We begin by offering some comments about the broad topic of agency corrective action and its encroaching role into the federal procurement process. No bid protest issue seems to be more central and important to participants involved with a protested procurement than that of agency corrective action. The GAO announced in its year-end statistics that the effectiveness rate (sustained protests and protests in which an agency took corrective action in response to a protest) jumped to 46 percent in 2016, considerably the highest rate in recent history. In simplistic terms, “corrective action” involves an agency’s response to a bid protest when the agency, either at a bid protest forum’s prodding or on its own, decides or agrees to address perceived defects in a procurement by an agency. Corrective action is stimulated in three ways: (1) voluntarily by an agency, before any decision or recommendation is issued by the GAO or the Court; (2) in response to a GAO or Court decision sustaining all or a portion of a protest; or (3) in response to a GAO recommendation before the GAO has issued a decision, for example, following outcome prediction or an informal conference.

One of the authors of this article is currently reading a book about the formation of the universe (which is both fascinating and daunting). Accordingly, analogies that compare the evolution of principles that govern the implementation of corrective action to the expansion of the universe seem, if not appropriate, at least useful, at this moment. Prior to the Federal Circuit’s affirmation of the Court’s decision in the seminal case Systems Application & Technologies, Inc. v. United States (SA-Tech),1 participants in a bid protest lived in a dark, uncertain environment in which unannounced, sometimes random, actions could change the course of a procurement in seconds and plunge the procurement into a black hole for months, sometimes years. How? By invocation of the magic words “corrective action.” Prior to SA-Tech, the GAO, and usually the Court as well, required virtually no explanation from an agency as to why it was taking corrective action in response to a protest. Once an agency announced it would be taking “corrective action,” the GAO routinely ruled that the protest had been rendered academic and moot. The agency was free to take the procurement back, while the awardee(s) and protester(s) went back to their proposal rooms and speculated what might be happening, where the procurement might be going, and when that might occur. Agencies were not required to explain why they were taking corrective action, what procurement defects they perceived and intended to address, or how the corrective action proposed was designed to address the perceived procurement defects.

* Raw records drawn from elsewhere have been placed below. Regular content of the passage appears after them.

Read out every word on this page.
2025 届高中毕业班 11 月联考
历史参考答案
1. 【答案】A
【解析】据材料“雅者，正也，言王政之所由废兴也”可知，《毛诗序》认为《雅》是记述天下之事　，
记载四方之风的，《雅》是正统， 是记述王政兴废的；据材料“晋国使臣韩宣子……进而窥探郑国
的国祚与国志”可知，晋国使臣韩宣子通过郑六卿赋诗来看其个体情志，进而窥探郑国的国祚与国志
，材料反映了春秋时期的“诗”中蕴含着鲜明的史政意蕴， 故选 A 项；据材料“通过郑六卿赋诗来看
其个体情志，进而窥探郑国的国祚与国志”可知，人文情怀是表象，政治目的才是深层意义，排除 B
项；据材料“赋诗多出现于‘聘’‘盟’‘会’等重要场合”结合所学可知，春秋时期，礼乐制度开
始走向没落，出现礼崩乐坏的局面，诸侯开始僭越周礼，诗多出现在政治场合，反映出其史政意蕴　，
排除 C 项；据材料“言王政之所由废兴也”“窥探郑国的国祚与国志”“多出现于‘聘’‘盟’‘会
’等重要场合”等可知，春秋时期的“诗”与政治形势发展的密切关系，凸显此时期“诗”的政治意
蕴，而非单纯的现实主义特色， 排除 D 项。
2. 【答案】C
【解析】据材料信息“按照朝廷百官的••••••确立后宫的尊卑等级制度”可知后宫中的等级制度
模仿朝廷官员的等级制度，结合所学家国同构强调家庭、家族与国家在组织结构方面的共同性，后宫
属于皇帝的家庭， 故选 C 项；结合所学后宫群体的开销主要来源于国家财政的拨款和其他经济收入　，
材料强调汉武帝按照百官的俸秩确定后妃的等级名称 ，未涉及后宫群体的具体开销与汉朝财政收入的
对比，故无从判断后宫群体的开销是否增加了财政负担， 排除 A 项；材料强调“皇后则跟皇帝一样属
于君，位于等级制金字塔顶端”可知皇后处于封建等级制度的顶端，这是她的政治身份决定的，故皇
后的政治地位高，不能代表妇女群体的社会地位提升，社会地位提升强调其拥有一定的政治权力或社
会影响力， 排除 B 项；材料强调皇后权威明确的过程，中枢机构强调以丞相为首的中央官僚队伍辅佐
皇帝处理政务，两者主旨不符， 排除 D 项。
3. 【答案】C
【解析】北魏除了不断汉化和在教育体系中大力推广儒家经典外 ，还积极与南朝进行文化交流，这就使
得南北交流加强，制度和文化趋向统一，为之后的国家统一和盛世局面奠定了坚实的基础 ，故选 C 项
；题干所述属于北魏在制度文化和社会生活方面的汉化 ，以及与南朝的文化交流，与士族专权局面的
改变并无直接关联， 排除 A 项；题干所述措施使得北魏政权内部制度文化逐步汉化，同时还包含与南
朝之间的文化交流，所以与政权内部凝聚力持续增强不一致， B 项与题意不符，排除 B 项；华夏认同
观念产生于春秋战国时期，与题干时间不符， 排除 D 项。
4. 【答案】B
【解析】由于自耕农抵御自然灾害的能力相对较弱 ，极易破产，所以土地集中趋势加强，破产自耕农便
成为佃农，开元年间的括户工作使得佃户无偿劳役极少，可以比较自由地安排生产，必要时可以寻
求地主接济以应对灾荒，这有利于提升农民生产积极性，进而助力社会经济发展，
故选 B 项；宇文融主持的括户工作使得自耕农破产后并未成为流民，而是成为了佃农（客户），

And because agencies were not required to explain their plans when announcing they were taking back a procurement to implement “corrective action,” they were not tethered to a roadmap when they actually implemented corrective action. The agencies had explained nothing when the protests were dismissed — they could move in any direction once they pulled back a procurement, or move in no direction but merely reinstate the original award with a somewhat bolstered record. Offerors and bidders often thought this was unfair and inefficient. Offerors spend significant time, effort, and money preparing proposals, only to have to start over (many times) under unannounced rules. Agencies have been equally frustrated.